Historically, the US securitised credit market has demonstrated strong risk-adjusted return outcomes, often decorrelated to traditional fixed income assets. When blended into LDI portfolios there is the opportunity to enhance collateral waterfall liquidity while improving risk/return dynamics.
Attractive return potential
US securitised credit has typically offered higher yields than similarly rated corporate credit. There is a complexity premium to be harvested given that the asset class is much less saturated than many other fixed income sectors – retail investors are a reduced presence and there is a lack of ETF replication. It is typically only available for professional investors and requires a specialised research capability to provide the appropriate due diligence on asset selection.
What is the benefit to pension schemes?
An allocation to securitised credit can provide a yield enhancement opportunity for pension schemes, relative to traditional corporate bonds, without sacrificing quality. It also allows schemes to access a different risk premium that is distinct from corporate credit spreads.
LDI focus: Diversification benefits of US securitised credit
Risk and diversification
Most securitised assets are amortising in nature, meaning the cashflows investors receive are a combination of coupon income and a gradual return of principle (unlike traditional bullet bonds where the full principal is returned only at final maturity). As a result, most securitised assets have an average life of only around three to six years. This can drive a lower credit sensitivity versus similarly rated corporate bonds where issuance typically has tenors of around seven to 15 years (and has been increasingly termed out as issuers take advantage of the compressed spread environment).
In addition, many securitised assets – and especially collateralised loan obligations (CLOs) – offer floating-rate coupons, eliminating interest rate risk. In periods of elevated yield volatility, floating-rate assets can show much greater stability than their fixed counterparts, with bond prices staying much closer to their par value.

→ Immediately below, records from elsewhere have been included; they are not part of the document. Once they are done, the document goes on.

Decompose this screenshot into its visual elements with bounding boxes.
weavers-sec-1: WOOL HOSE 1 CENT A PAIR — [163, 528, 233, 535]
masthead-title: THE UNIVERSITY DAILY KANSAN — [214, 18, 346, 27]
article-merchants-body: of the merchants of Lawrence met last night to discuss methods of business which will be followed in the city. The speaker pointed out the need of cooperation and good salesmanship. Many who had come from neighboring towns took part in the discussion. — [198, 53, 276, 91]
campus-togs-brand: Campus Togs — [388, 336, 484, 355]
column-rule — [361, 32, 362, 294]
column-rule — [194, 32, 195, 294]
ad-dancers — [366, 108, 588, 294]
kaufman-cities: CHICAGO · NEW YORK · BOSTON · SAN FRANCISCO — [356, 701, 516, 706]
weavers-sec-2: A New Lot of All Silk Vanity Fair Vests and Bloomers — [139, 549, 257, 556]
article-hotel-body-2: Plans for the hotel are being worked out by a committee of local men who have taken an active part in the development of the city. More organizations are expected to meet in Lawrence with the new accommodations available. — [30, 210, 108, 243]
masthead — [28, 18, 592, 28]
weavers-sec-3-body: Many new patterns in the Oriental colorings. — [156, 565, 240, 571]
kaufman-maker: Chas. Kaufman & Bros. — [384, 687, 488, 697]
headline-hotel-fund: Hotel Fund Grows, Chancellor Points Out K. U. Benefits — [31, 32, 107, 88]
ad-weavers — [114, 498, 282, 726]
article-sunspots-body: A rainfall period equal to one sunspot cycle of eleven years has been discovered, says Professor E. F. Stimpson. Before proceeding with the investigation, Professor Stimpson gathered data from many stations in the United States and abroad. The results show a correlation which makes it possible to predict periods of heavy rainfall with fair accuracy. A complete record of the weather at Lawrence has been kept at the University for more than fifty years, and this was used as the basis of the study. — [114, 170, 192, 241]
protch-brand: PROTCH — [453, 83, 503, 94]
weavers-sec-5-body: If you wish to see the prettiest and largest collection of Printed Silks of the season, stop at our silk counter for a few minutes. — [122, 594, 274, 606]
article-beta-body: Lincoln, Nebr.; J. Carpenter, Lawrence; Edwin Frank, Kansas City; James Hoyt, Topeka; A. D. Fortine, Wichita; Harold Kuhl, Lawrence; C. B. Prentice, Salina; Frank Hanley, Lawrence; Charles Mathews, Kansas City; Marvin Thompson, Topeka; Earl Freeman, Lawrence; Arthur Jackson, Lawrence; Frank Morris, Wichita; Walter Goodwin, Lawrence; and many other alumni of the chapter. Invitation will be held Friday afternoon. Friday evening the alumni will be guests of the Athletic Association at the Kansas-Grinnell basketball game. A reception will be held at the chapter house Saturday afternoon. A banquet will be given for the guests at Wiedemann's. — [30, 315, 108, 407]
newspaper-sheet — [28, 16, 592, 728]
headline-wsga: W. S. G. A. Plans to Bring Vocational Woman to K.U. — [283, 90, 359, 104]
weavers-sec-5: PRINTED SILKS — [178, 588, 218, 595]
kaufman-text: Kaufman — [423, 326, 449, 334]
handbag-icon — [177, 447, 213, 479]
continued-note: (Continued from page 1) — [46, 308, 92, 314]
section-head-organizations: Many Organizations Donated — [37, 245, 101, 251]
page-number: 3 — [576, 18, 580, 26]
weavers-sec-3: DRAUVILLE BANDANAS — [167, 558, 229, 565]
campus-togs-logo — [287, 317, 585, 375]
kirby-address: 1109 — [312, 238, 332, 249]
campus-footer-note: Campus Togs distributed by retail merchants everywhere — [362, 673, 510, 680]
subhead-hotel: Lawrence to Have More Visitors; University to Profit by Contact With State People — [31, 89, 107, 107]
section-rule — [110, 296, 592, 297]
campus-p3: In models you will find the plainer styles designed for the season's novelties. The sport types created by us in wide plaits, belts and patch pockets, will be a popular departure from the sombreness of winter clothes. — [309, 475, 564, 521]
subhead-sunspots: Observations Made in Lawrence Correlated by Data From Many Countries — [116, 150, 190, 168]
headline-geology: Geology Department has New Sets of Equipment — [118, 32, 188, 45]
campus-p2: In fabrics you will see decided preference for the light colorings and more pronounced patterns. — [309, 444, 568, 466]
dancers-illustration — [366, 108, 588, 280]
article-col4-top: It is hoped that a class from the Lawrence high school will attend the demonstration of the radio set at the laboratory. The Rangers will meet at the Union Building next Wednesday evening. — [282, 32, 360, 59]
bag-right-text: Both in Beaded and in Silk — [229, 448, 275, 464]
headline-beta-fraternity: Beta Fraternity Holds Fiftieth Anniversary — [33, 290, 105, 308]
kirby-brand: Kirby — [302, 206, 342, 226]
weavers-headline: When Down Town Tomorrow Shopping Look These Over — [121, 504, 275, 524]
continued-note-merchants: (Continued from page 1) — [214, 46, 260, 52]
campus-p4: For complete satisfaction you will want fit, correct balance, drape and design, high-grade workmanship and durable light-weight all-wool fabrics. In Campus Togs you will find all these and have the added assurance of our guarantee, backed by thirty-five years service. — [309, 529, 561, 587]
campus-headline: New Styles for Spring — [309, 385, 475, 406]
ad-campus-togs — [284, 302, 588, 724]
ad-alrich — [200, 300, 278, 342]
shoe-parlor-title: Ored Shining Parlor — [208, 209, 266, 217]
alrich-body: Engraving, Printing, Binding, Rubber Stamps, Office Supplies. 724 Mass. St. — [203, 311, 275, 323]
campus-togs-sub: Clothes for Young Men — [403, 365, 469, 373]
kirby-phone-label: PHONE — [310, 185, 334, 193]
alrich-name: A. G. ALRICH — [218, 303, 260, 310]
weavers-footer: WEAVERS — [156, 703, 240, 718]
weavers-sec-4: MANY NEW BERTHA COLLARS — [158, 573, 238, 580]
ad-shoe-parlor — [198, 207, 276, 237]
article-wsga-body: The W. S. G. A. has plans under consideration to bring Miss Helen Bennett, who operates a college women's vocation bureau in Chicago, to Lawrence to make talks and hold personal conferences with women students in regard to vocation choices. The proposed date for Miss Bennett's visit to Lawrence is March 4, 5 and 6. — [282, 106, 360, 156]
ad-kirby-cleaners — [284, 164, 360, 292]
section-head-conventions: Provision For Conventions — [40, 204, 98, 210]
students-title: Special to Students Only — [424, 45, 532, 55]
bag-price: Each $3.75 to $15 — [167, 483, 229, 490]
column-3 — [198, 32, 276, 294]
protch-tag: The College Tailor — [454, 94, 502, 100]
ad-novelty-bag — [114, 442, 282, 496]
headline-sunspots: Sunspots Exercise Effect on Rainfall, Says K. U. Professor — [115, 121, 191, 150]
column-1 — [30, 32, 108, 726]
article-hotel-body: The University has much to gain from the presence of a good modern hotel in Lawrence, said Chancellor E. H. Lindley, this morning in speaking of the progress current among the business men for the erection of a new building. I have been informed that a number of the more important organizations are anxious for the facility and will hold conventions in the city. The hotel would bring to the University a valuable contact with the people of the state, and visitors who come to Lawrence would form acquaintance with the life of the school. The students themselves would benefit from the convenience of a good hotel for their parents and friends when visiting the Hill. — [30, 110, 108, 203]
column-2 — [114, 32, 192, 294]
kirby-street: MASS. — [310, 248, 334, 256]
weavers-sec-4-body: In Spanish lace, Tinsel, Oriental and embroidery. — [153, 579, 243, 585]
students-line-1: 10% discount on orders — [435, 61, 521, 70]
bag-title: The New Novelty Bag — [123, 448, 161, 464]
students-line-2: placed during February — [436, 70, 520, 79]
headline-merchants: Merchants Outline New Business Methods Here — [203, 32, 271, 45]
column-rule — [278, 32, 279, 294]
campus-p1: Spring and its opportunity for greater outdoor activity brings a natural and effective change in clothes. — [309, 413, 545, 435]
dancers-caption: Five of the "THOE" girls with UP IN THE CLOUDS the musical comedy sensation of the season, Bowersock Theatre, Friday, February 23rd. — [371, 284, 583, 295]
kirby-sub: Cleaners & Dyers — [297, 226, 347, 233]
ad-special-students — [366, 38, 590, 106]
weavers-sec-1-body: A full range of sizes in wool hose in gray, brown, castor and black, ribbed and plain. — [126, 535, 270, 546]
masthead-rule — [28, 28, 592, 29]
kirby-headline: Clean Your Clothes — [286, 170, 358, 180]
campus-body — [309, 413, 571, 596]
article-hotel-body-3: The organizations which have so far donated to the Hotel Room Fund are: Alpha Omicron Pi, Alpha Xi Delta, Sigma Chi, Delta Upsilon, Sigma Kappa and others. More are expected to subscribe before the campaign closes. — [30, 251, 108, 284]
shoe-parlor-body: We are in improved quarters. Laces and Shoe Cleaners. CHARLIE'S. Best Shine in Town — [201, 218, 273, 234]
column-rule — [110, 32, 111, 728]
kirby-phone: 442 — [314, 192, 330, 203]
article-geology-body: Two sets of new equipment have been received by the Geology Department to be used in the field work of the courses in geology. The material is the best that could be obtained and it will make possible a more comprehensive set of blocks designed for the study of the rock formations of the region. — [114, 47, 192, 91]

This combination of lower interest rate and credit sensitivity has historically driven attractive risk-adjusted returns for senior tranche securitised assets versus corporate bonds, especially in times of market stress.
What is the benefit to pension schemes?
The floating structure and shorter life of securitised assets has driven a lower correlation to traditional fixed income sectors (Figure 1), and especially versus LDI portfolios – a useful diversifying feature in some collateral resilience scenarios. In addition, securitised assets offer a source of high-quality capital in times of market stress.
Figure 1: AAA CLOs versus US corporates (rolling 12-month correlation)
Source: BAML, Bloomberg, Columbia Threadneedle Investments, as of 31 March 2026 (monthly data).
Liquidity and collateral management
The main advantage of the US market for securitised opportunities is its size and depth. At more than $14 trillion in total it overshadows all US high grade corporate credit ($9 trillion) and especially the European securitised market ($1.5 trillion). The daily flow volumes are also at multiple levels of that seen in UK and European markets, creating a consistent pool of liquidity, even in times of volatility.
In addition, the US market attracts a broader investor base with participants including money managers, pension funds, hedge funds, banks and insurers – there is no dominant pension scheme position.
What is the benefit to pension schemes?
The strong liquidity dynamics of US securitised credit make it a natural fit for use within an LDI collateral liquidity waterfall toolkit. If there were to be another coordinated collateral squeeze in the LDI space – as a result of surging gilt yields – we should expect that any pension scheme liquidations of US securitised allocations, in order to meet collateral calls, would not be disruptive to a $14 trillion dollar asset class spread across so many investor types. This is a feature that contrasts strongly with regional Euro ABS markets, which are heavily owned by LDI managers.
The bottom line
- High quality US securitised credit is a largely untapped market for UK and European pension schemes, yet the asset class provides a powerful combination of risk and return benefits:
- Attractive historic returns versus corporate credit, driven by higher yields/income capture.
- Lower volatility and reduced credit sensitivity means more optimised income per unit of credit risk.
- Floating-rate profile drives decorrelation from LDI assets and diversification versus corporate credit.
- Robust liquidity underpinned by diverse investor base.
As a result, we believe the asset class merits consideration as a core component of collateral waterfalls within LDI portfolios.